Guido van Rossum: Python is a language, but it's also a community. The community works in a certain way that seems to affect how the language evolves, like the decision on what does and does not go into the standard library. I used to accept contributions from almost anybody, as long as I thought they had a certain cool factor.
Bill Venners: The contribution was cool or the person making the contribution was cool?
Guido van Rossum: The contribution. I usually didn't know the people. Until 1994, I had hardly met any Python person outside the Netherlands face to face. The majority of users were in the US by then. No, I've always tried to judge contributions by merit and not by personalities.

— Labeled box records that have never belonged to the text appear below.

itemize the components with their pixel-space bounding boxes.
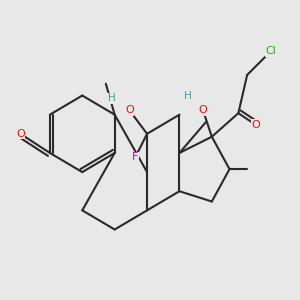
Text: O: O: [199, 105, 207, 115]
Text: H: H: [108, 94, 116, 103]
Text: O: O: [16, 129, 25, 139]
Text: O: O: [252, 120, 260, 130]
Text: H: H: [184, 91, 192, 100]
Text: Cl: Cl: [265, 46, 276, 56]
Text: O: O: [125, 105, 134, 115]
Text: F: F: [132, 152, 139, 162]
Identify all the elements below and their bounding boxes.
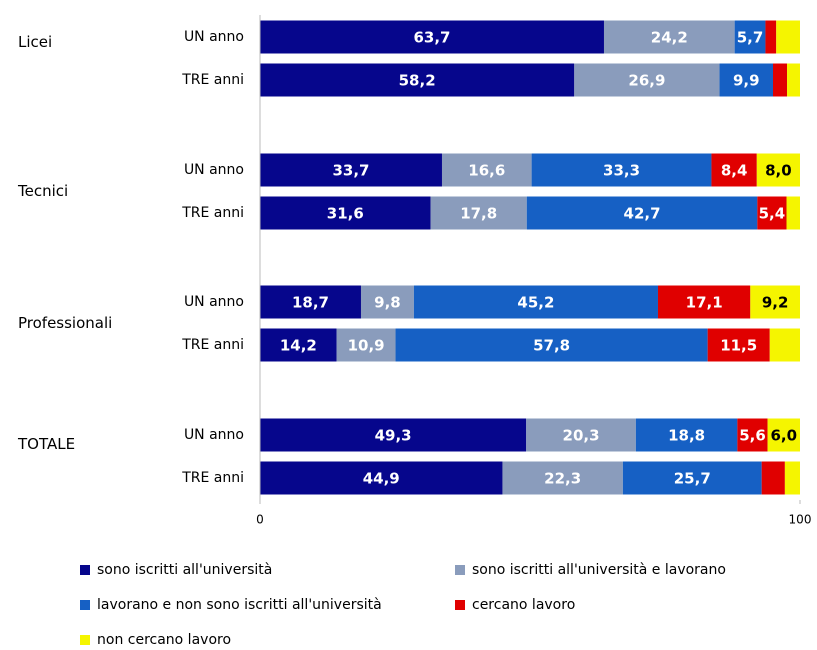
row-label: TRE anni [181,205,244,221]
value-label: 18,8 [668,427,705,445]
group-label: TOTALE [17,435,75,453]
group-label: Professionali [18,314,112,332]
bar-segment [526,196,758,230]
value-label: 24,2 [651,29,688,47]
value-label: 26,9 [628,72,665,90]
bar-segment [413,285,658,319]
bar-segment [260,63,575,97]
value-label: 42,7 [624,205,661,223]
value-label: 14,2 [280,337,317,355]
legend-label: sono iscritti all'università [97,562,272,578]
legend-label: sono iscritti all'università e lavorano [472,562,726,578]
bar-segment [260,328,337,362]
value-label: 33,3 [603,162,640,180]
bar-segment [711,153,757,187]
value-label: 11,5 [720,337,757,355]
row-label: TRE anni [181,470,244,486]
value-label: 6,0 [771,427,798,445]
value-label: 9,8 [374,294,401,312]
group-label: Tecnici [17,182,68,200]
value-label: 25,7 [674,470,711,488]
row-label: UN anno [184,29,244,45]
bar-segment [787,63,800,97]
bar-segment [622,461,762,495]
value-label: 44,9 [363,470,400,488]
bar-segment [769,328,800,362]
bar-segment [336,328,396,362]
value-label: 58,2 [399,72,436,90]
bar-segment [707,328,770,362]
row-label: UN anno [184,294,244,310]
bar-segment [786,196,800,230]
legend-label: cercano lavoro [472,597,575,613]
bar-segment [260,285,361,319]
value-label: 8,0 [765,162,792,180]
bar-segment [737,418,768,452]
value-label: 31,6 [327,205,364,223]
bar-segment [761,461,785,495]
value-label: 5,7 [737,29,764,47]
value-label: 17,1 [686,294,723,312]
value-label: 20,3 [563,427,600,445]
value-label: 22,3 [544,470,581,488]
legend-label: lavorano e non sono iscritti all'univers… [97,597,382,613]
bar-segment [784,461,800,495]
value-label: 5,4 [759,205,786,223]
x-tick-label: 0 [256,513,264,527]
row-label: TRE anni [181,337,244,353]
value-label: 9,9 [733,72,760,90]
legend-swatch [455,600,465,610]
bar-segment [360,285,414,319]
value-label: 45,2 [517,294,554,312]
bar-segment [765,20,777,54]
bar-segment [526,418,636,452]
bar-segment [260,20,604,54]
x-tick-label: 100 [789,513,812,527]
value-label: 63,7 [413,29,450,47]
bar-segment [260,196,431,230]
bar-segment [773,63,788,97]
value-label: 33,7 [332,162,369,180]
bar-segment [395,328,708,362]
value-label: 9,2 [762,294,789,312]
bar-segment [750,285,800,319]
value-label: 5,6 [739,427,766,445]
bar-segment [719,63,773,97]
legend-swatch [455,565,465,575]
bar-segment [756,153,800,187]
bar-segment [260,418,527,452]
bar-segment [260,461,503,495]
value-label: 57,8 [533,337,570,355]
value-label: 18,7 [292,294,329,312]
bar-segment [767,418,800,452]
value-label: 17,8 [460,205,497,223]
legend-swatch [80,635,90,645]
legend-swatch [80,600,90,610]
bar-segment [757,196,787,230]
row-label: UN anno [184,162,244,178]
bar-segment [734,20,766,54]
legend-swatch [80,565,90,575]
bar-segment [260,153,442,187]
bar-segment [574,63,720,97]
bar-segment [441,153,532,187]
legend-label: non cercano lavoro [97,632,231,646]
bar-segment [776,20,800,54]
group-label: Licei [18,33,52,51]
bar-segment [502,461,623,495]
bar-segment [635,418,738,452]
bar-segment [603,20,735,54]
value-label: 8,4 [721,162,748,180]
bar-segment [531,153,712,187]
bar-segment [657,285,751,319]
row-label: UN anno [184,427,244,443]
row-label: TRE anni [181,72,244,88]
value-label: 10,9 [348,337,385,355]
value-label: 16,6 [468,162,505,180]
bar-segment [430,196,527,230]
value-label: 49,3 [375,427,412,445]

In the early days I was fairly quick to adopt new ideas, and then I realized the community was growing and that meant more and more contributions. I had to be more selective. My first step was always saying no. Then, if people didn't take no for an answer, I would ask for arguments. Why do you think this is useful not just for you but for a large number of Python users?
If you are writing one particular approach for a popular application area, but there are lots of different ways of doing it, I won't put your particular way in the standard library if I can help it. But if there's one obvious way, clearly one best approach, I'm much more likely to put it into the standard library.
Application APIs are usually less likely to end up in the standard library than APIs that support many different application areas. At some point I think I made the mistake of including too much multimedia stuff. Some of the multimedia APIs are now withering away, because I lost interest in multimedia and because they're no longer relevant to what people are doing with multimedia now. There's no MP3 support, for example, but there's some support for old-style audio files that are probably not particularly useful anymore.
On the other hand, the standard library's Internet protocols, for example, are useful for many people. We also have a small collection of useful mathematical algorithms that aren't implemented by our basic data types. For example, if you have a sorted array, you can do a binary search or a binary insert into that array.
On occasion, a large group of users in a particular area will suddenly vocalize what they feel we must support, because it's going to be the next buzzword. Or maybe it's an application area where Python is going to be really useful because the area involves a lot of tinkering and experimenting and prototyping before you get it right. A big example is XML.
Python has a lot of XML support, because at some point a lobby of people said XML is going to be big, and Python is such a good language for dealing with XML. They asked for standard XML support in Python's standard library, because they didn't want to depend on a third party. So I suggested they create a third-party XML support library for Python. It matured through several revisions of user testing, feedback, and improvement, and then became part of the standard library. And that is still growing. There are still some parts of XML that Python doesn't support, but there's third-party support that will eventually make its way into the standard library.